Olber's Paradox for Superluminal Neutrinos: Constraining Extreme Neutrino Speeds at TeV-ZeV Energies with the Diffuse Neutrino Background

TL;DR

This paper uses the non-detection of diffuse astrophysical neutrino backgrounds to set upper limits on superluminal neutrino speeds at TeV-ZeV energies, challenging certain superluminal neutrino hypotheses.

Contribution

It introduces a novel method to constrain superluminal neutrino speeds by analyzing the brightness of the diffuse neutrino background and comparing it with observational limits.

Findings

Limits on v/c: <= 820 at 60 TeV

Constraints: v/c < 2500 at 0.1 EeV, < 4.6 at 4 EeV

Inconsistent with naive extrapolation of OPERA results

Abstract

The only invariant speed in special relativity is c; therefore, if some neutrinos travel at even tiny speeds above c, normal special relativity is incomplete and any superluminal speed may be possible. I derive a limit on superluminal neutrino speeds v >> c at high energies by noting that such speeds would increase the size of the neutrino horizon.
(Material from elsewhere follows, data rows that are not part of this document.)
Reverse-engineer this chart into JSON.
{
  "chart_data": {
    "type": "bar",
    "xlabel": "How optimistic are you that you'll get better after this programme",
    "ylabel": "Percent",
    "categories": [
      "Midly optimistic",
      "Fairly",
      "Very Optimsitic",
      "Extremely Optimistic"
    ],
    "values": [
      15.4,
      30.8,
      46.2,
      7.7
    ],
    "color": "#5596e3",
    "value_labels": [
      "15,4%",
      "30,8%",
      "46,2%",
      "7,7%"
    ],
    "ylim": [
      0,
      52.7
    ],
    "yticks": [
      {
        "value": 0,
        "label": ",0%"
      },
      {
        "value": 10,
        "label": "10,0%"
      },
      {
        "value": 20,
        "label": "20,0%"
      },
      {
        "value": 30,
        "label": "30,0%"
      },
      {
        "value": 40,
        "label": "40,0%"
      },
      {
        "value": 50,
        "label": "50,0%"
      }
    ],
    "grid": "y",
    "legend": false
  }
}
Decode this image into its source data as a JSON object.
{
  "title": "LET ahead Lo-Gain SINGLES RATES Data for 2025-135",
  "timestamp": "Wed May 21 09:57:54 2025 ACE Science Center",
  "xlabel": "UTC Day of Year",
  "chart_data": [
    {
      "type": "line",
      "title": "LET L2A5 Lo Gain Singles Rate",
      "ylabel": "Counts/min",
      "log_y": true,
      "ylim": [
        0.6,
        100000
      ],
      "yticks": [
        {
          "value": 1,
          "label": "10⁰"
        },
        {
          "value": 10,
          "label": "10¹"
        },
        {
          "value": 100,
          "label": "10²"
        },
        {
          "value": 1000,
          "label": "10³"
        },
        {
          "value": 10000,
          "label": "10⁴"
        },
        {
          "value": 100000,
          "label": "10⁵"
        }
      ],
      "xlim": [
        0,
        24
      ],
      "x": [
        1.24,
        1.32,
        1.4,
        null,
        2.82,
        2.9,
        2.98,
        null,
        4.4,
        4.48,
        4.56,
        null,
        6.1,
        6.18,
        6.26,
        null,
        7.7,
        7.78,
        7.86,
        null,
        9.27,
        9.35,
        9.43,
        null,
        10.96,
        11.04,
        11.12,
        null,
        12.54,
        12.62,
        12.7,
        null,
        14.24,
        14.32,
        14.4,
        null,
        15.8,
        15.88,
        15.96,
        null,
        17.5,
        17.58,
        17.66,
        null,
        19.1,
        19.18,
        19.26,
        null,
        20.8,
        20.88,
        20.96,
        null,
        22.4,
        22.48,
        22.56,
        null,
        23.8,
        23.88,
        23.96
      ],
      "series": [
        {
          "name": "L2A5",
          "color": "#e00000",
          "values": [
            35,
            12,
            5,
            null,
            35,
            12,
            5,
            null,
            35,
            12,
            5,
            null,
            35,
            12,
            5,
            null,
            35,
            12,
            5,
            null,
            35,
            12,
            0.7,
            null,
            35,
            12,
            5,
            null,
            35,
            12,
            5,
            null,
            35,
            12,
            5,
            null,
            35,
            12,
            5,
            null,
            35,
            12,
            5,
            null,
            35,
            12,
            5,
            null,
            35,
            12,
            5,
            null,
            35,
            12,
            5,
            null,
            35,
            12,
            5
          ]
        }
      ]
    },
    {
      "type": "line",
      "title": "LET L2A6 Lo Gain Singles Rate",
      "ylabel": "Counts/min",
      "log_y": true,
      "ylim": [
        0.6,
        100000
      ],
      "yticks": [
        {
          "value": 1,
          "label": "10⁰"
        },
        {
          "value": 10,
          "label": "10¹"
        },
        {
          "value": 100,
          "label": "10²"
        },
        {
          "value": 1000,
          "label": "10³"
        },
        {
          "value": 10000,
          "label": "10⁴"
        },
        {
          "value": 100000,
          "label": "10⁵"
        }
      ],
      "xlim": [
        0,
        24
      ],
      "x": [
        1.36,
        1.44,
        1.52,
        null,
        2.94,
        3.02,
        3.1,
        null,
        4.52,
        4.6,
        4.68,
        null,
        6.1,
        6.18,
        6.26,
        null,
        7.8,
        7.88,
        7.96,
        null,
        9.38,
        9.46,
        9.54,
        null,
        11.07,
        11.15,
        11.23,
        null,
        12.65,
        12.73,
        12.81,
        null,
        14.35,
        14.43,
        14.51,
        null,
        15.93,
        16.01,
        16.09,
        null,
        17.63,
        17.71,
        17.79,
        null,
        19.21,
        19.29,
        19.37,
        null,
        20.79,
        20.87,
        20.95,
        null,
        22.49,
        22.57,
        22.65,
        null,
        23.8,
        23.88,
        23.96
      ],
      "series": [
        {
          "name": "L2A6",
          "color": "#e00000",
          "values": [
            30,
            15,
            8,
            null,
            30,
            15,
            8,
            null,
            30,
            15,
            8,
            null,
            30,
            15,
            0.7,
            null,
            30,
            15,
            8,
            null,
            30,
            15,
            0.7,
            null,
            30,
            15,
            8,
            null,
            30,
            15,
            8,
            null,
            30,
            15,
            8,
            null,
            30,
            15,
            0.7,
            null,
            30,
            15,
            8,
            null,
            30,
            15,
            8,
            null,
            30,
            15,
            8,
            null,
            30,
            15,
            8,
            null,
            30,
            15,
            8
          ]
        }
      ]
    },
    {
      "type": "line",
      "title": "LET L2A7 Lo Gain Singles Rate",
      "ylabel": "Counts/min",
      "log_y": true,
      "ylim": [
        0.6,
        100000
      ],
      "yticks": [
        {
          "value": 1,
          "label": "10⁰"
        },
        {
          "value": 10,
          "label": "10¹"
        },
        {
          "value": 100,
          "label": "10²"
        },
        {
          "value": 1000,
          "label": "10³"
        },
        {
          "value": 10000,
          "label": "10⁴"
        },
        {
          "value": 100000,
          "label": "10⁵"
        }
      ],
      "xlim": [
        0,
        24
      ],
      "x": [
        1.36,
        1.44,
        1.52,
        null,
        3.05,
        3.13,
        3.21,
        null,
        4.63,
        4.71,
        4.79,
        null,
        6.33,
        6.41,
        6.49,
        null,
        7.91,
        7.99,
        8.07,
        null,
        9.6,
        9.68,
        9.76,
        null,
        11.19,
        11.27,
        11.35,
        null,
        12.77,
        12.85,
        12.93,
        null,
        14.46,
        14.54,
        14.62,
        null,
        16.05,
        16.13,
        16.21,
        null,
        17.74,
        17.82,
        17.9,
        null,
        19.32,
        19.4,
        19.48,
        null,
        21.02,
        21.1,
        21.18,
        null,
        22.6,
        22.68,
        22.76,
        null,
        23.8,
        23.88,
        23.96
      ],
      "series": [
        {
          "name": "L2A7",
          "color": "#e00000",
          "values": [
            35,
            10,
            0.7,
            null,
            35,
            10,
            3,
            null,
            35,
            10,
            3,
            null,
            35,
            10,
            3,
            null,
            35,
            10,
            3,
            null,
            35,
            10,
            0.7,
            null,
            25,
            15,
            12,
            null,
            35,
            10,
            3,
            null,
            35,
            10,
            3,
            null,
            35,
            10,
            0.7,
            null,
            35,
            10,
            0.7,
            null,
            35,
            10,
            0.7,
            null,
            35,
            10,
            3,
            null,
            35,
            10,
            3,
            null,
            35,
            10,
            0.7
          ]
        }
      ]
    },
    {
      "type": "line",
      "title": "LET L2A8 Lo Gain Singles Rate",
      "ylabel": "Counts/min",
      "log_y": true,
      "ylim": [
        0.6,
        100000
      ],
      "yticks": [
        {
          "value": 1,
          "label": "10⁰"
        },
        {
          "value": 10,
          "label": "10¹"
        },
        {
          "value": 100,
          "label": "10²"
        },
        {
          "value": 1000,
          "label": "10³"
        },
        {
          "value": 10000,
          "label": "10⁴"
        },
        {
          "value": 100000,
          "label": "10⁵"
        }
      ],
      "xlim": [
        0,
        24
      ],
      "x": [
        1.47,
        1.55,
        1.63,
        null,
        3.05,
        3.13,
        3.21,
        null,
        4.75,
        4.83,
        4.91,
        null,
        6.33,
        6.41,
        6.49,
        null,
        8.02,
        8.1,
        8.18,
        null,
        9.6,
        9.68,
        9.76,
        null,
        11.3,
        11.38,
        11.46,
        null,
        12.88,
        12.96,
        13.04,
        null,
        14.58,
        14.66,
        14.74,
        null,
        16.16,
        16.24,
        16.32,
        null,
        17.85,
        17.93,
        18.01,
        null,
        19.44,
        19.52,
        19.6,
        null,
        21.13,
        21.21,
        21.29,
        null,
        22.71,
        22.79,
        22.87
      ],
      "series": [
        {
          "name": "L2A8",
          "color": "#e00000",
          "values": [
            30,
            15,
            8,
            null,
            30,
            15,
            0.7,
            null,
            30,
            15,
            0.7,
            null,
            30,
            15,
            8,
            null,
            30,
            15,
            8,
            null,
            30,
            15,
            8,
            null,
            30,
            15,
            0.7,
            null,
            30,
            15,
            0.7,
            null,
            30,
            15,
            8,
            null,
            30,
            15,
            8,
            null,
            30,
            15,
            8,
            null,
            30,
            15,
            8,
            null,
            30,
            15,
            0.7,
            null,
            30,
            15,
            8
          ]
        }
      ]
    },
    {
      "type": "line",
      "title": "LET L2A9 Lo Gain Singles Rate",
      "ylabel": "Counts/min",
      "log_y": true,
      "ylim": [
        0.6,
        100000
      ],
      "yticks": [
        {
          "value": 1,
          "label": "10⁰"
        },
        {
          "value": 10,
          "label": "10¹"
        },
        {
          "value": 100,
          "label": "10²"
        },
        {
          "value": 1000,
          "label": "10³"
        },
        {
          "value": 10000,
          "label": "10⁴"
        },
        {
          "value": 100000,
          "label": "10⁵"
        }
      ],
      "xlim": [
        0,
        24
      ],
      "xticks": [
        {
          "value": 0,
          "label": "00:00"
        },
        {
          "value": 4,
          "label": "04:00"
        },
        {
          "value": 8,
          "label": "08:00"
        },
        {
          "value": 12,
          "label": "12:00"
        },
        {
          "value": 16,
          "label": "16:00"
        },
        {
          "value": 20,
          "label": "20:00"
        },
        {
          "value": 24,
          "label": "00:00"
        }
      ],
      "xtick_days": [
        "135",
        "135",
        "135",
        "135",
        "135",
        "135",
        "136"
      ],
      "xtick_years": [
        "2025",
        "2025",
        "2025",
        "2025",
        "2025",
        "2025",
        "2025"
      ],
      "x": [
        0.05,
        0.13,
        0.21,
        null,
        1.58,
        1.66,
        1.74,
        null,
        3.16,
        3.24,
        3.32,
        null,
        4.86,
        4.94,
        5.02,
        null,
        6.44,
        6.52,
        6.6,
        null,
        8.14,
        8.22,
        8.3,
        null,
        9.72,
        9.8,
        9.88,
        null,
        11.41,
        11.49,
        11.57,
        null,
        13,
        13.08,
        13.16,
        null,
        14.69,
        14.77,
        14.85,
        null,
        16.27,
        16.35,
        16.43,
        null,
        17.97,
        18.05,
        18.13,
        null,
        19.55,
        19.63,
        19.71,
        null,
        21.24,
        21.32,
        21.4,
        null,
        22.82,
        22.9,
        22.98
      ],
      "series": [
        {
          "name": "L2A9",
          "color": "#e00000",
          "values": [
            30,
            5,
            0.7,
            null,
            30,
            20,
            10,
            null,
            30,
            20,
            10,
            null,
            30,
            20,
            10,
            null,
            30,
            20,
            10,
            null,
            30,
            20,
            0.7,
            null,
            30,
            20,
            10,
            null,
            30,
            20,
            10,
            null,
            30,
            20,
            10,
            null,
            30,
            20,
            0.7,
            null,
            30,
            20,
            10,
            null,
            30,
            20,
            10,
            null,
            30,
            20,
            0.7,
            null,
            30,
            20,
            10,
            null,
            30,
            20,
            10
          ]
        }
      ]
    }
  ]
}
The increased volume of the Universe visible leads to a brighter astrophysical neutrino background. The nondetection of "guaranteed" neutrino backgrounds from star-forming galaxies and ultrahigh energy cosmic rays (UHECRs) constrains v/c at TeV--ZeV energies. I find that v/c <= 820 at 60 TeV from the nondetection of neutrinos from star-forming galaxies. The nondetection of neutrinos from UHECRs constrains v/c to be less than 2500 at 0.1 EeV in a pessimistic model and less than 4.6 at 4 EeV in an optimistic model. The UHECR neutrino background nondetection is strongly inconsistent with a naive quadratic extrapolation of the OPERA results to EeV energies. The limits apply subject to some caveats, particularly that the expected pionic neutrino backgrounds exist and that neutrinos travel faster than c when they pass the detector. They could be improved substantially as the expected neutrino backgrounds are better understood and with new experimental neutrino background limits. I also point out that extremely subluminal speeds would result in a much smaller neutrino background intensity than expected.